Good idea on focusing somewhere other than her eyes. I feel like I can just see her hatred of me in them and that is what makes it so uncomfortable. I don't care that she doesn't like me. I just want the staring to stop! SO doesn't get that she really doesn't like me. He doesn't see her passive aggressive BS and he buys her little nicey, nicey, fake act! When I stare back I do it with a straight dead face. I already have big eyes but I open them even wider! If she is going to be creepy I'm going to do it right back! LOL

I think the SD in my case is learned a lot from BM so she won't complain, she is trying to trap me and play innocent, trying to get me to snap and say something and then be little SD the victim! I like your response to your SO though. If SD tries to call me out on it I know how I'll respond! I wish that SO would see her doing it ...but that is doubtful as he seems oblivious to ALL of her annoying traits.

bananaseedo's picture

Templeton, don't be so sure he's totally oblivious to what she's doing. It's more the likely he DOES notice but is too lazy/guilty daddy to care to correct her, discipline, etc.

Simpleton21's picture

I think you are 100% correct on that because the more I make it known that I will no longer tolerate xyz or that something she is doing is SUPER annoying he has agreed on some of it. For instance, she constantly uses our youngest son (3) as another source of garnering attention for herself by telling him what to do and saying "SM, BS wants you to see this or BS say this". Using him like a trained monkey b/c he is cute and little and therefore draws attention to her as well. SO has been on her about this told me he can't stand it either! Maybe he is just oblivious to the fact that it is ANNOYING EVERYONE. Personally, if I could tell my son was annoying everyone and acting the way SD does I would have addressed it years ago! I think he doesn't want to hurt her fee fees and piss off BM. I just don't care if I do either of those things as they don't care how their crap affects me!

bananaseedo's picture

" I think he doesn't want to hurt her fee fees and piss off BM" Ahhhh, the crux of every dysfunctional stephome lol.

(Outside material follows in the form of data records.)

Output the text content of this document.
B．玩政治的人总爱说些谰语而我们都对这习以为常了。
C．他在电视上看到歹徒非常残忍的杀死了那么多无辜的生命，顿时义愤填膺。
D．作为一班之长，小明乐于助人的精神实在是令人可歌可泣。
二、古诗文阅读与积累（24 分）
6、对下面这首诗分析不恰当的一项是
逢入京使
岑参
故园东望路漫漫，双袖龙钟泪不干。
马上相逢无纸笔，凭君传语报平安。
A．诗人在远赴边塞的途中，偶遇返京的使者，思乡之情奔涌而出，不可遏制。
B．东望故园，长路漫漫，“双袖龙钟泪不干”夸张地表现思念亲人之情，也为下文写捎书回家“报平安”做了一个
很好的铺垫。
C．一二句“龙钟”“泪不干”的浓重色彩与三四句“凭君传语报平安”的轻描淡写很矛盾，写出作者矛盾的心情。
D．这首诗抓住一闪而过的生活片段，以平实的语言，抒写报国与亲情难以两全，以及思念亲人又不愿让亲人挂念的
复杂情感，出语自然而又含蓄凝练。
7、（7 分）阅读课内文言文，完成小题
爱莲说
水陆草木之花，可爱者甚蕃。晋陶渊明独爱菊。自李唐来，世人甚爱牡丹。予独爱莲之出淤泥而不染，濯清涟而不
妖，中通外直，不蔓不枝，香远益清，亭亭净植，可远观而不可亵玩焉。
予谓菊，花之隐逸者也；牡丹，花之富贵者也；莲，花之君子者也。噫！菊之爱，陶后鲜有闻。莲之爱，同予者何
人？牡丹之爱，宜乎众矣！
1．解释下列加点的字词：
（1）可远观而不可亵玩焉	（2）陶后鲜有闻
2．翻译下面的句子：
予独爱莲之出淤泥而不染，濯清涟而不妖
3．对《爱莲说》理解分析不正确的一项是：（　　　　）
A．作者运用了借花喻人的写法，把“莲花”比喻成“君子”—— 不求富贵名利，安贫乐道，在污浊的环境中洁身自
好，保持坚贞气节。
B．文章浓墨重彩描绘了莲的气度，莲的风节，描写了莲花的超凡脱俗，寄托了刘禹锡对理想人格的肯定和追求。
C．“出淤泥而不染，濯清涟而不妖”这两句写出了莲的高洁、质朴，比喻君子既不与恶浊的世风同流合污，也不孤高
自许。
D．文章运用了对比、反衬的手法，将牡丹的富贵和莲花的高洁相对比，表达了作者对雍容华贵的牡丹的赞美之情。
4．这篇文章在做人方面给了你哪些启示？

They MUCH RATHER piss you off and hurt YOUR feelings. The joys of 2nd wifedom Smile

Simpleton21's picture

Yep, and I am not okay with that. This was another part of my HUGE blow up just a week or two ago and he knows that he better start worrying more about my feelings than catering to his EX wife or he can go ahead and try to get back with her...lol...he was so pissed when I told him that because he can't stand the EX either. I don't care though. I even told him I have so much resentment over how HE has handled things that I no longer feel in love with him. I made MY FEELINGS very clear. I WILL NOT follow throw with marrying him until I actually feel like a priority to him.